I was playing with regex in c++ when I noticed some irregularities between the g++ (MinGW) and the Visual Studio 14 2015 compiler (both on Windows). Here is the code I tried it with:

#include <iostream>
#include <vector>
#include <string>
#include <regex>

static const std::string data = "\n a = 10\n b = 20\n";

int main(int argc, char* argv[])
{
auto strIt = data.begin();

while (strIt != data.end())
{
std::regex e("^[ \t\n\r]");
std::smatch m;
std::string s(strIt, data.end());

if (std::regex_search(s, m, e))
{
strIt += m[0].str().size();
}
else
{
std::cout << "s = \"" << s << "\"" << '\n';
break;
}
}
}


When compiling with g++ I get the expected output of

s = "a = 10\n b = 20\n"


but when using the visual studio compiler, it spits out

s = "b = 20\n"


ignoring the whole "a = 10" part. After investigating further in visual studio via the debug functionality, I saw that the m variable was holding the space from after the "a = 10" part.
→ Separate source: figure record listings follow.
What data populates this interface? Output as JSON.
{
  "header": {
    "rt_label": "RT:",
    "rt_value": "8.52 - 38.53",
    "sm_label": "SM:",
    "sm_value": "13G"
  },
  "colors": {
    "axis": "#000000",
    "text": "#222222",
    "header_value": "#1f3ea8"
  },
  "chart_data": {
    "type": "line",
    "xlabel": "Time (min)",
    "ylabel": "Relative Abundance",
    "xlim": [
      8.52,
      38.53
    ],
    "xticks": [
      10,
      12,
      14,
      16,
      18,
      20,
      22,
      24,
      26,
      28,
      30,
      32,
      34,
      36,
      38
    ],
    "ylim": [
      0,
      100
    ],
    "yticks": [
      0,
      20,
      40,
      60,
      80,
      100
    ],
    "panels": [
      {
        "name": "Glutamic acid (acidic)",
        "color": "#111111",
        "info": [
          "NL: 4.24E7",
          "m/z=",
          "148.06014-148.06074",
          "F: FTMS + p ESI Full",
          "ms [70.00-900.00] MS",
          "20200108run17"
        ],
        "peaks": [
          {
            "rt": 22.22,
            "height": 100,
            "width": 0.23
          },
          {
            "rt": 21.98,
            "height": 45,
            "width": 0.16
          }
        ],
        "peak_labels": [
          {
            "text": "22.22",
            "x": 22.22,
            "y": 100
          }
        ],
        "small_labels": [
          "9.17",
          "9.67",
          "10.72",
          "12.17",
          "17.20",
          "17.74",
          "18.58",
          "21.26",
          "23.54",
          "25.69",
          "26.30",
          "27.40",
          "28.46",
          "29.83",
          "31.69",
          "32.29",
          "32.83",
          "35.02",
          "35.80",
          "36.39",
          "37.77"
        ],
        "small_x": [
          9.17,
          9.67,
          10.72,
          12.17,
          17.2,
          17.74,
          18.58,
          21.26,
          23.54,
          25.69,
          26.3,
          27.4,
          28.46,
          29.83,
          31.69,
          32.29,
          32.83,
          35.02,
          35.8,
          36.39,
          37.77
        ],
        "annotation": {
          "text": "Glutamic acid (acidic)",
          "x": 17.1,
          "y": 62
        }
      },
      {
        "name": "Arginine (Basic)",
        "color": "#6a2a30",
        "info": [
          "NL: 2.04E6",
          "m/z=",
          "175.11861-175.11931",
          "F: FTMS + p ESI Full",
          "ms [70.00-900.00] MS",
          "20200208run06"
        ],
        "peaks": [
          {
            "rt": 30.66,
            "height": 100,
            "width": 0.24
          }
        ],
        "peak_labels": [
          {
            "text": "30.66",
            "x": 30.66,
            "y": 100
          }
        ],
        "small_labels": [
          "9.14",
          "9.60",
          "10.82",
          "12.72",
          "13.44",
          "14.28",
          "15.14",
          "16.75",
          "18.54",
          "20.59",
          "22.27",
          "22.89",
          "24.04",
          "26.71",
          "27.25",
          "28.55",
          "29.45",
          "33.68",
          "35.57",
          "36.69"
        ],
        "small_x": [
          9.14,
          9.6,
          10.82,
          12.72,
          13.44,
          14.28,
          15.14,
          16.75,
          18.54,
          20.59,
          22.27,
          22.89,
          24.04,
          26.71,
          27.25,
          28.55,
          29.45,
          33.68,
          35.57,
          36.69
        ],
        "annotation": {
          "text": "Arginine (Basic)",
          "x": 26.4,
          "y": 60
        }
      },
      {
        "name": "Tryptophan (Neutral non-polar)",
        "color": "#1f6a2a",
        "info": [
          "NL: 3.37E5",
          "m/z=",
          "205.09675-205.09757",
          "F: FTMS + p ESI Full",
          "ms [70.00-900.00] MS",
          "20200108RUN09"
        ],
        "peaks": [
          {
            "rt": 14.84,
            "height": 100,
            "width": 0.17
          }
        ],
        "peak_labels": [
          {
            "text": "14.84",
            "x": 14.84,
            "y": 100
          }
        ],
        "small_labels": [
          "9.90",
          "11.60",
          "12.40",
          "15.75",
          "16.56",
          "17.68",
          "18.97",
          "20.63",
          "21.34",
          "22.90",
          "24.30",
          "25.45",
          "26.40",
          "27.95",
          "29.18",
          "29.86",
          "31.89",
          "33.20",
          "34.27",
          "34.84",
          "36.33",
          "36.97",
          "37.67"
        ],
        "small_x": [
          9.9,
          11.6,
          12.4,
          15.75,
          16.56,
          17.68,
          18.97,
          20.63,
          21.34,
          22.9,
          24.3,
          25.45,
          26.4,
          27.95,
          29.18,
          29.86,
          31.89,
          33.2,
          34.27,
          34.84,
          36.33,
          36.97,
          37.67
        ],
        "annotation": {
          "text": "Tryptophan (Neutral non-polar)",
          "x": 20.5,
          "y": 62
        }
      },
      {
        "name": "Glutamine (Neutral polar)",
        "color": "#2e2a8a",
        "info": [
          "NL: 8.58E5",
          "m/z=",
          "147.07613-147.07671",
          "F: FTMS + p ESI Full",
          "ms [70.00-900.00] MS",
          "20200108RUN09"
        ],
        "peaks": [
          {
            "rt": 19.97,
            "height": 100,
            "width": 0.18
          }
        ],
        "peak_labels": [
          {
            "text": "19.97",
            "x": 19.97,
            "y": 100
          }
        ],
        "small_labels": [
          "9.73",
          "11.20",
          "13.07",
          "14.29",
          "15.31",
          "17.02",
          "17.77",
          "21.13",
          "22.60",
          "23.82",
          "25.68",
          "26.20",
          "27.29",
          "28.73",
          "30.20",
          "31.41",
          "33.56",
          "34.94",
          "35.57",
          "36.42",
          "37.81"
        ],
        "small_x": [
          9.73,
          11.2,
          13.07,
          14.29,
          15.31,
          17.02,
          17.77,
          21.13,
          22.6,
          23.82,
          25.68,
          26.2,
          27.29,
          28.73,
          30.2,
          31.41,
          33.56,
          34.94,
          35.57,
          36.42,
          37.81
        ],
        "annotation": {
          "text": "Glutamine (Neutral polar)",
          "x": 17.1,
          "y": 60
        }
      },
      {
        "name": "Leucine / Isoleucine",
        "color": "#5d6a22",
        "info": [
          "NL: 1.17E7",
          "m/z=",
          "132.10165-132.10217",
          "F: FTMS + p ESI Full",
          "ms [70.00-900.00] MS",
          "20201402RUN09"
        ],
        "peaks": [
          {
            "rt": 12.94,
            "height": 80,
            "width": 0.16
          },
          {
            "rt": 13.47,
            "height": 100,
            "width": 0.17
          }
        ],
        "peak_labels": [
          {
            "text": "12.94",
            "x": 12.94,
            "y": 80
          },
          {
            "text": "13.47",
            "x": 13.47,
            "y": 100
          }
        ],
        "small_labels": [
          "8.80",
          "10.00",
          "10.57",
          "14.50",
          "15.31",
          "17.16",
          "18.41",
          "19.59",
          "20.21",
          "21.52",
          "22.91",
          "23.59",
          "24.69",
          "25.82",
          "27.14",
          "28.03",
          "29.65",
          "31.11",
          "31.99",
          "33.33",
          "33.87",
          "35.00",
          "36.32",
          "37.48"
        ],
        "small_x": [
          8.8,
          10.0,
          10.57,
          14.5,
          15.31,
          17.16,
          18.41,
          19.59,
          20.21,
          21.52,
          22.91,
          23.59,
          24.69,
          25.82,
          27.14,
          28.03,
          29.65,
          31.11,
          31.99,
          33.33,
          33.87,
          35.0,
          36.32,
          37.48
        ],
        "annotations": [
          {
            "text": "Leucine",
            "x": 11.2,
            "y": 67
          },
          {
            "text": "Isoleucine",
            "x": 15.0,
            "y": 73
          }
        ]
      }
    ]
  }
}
Do you know why it behaves like that? Am I making a big mistake somewhere while not noticing it? Please help.

Answer Source

First, a simplified example:

#include <iostream>
#include <string>
#include <regex>

using namespace std;

int main() {
    const string data = "abc\nXabc";
    regex re("^X");
    smatch match;
    if (regex_search(data, match, re))
        cout << "match: " << match.str() << endl;
    else
        cout << "no match" << endl;
    return 0;
}

Visual Studio 2015 outputs:

match: X

MinGW 7.1.0 outputs:

no match


So, the difference cuts down to whether ^ in the regular expression matches starts of lines or only the beginning of the string. In C++ 17 it is determined by the regex::flag_type argument passed to the regex constructor.

31.5.1 Bitmask type syntax_­option_­type:

The type syntax_­option_­type is an implementation-defined bitmask type. Setting its elements has the effects listed in Table 130. A valid value of type syntax_­option_­type shall have at most one of the grammar elements ECMAScript, basic, extended, awk, grep, egrep, set. If no grammar element is set, the default grammar is ECMAScript.


Table 130 — syntax_­option_­type effects

...

multiline — Specifies that ^ shall match the beginning of a line and $ shall match the end of a line, if the ECMAScript engine is selected.

In order for ^ to match starts of lines, the regex object needs to initialized like this:

regex re("^X", regex_constants::multiline);

In conclusion, MinGW's behavior is correct under the C++ 17 Standard.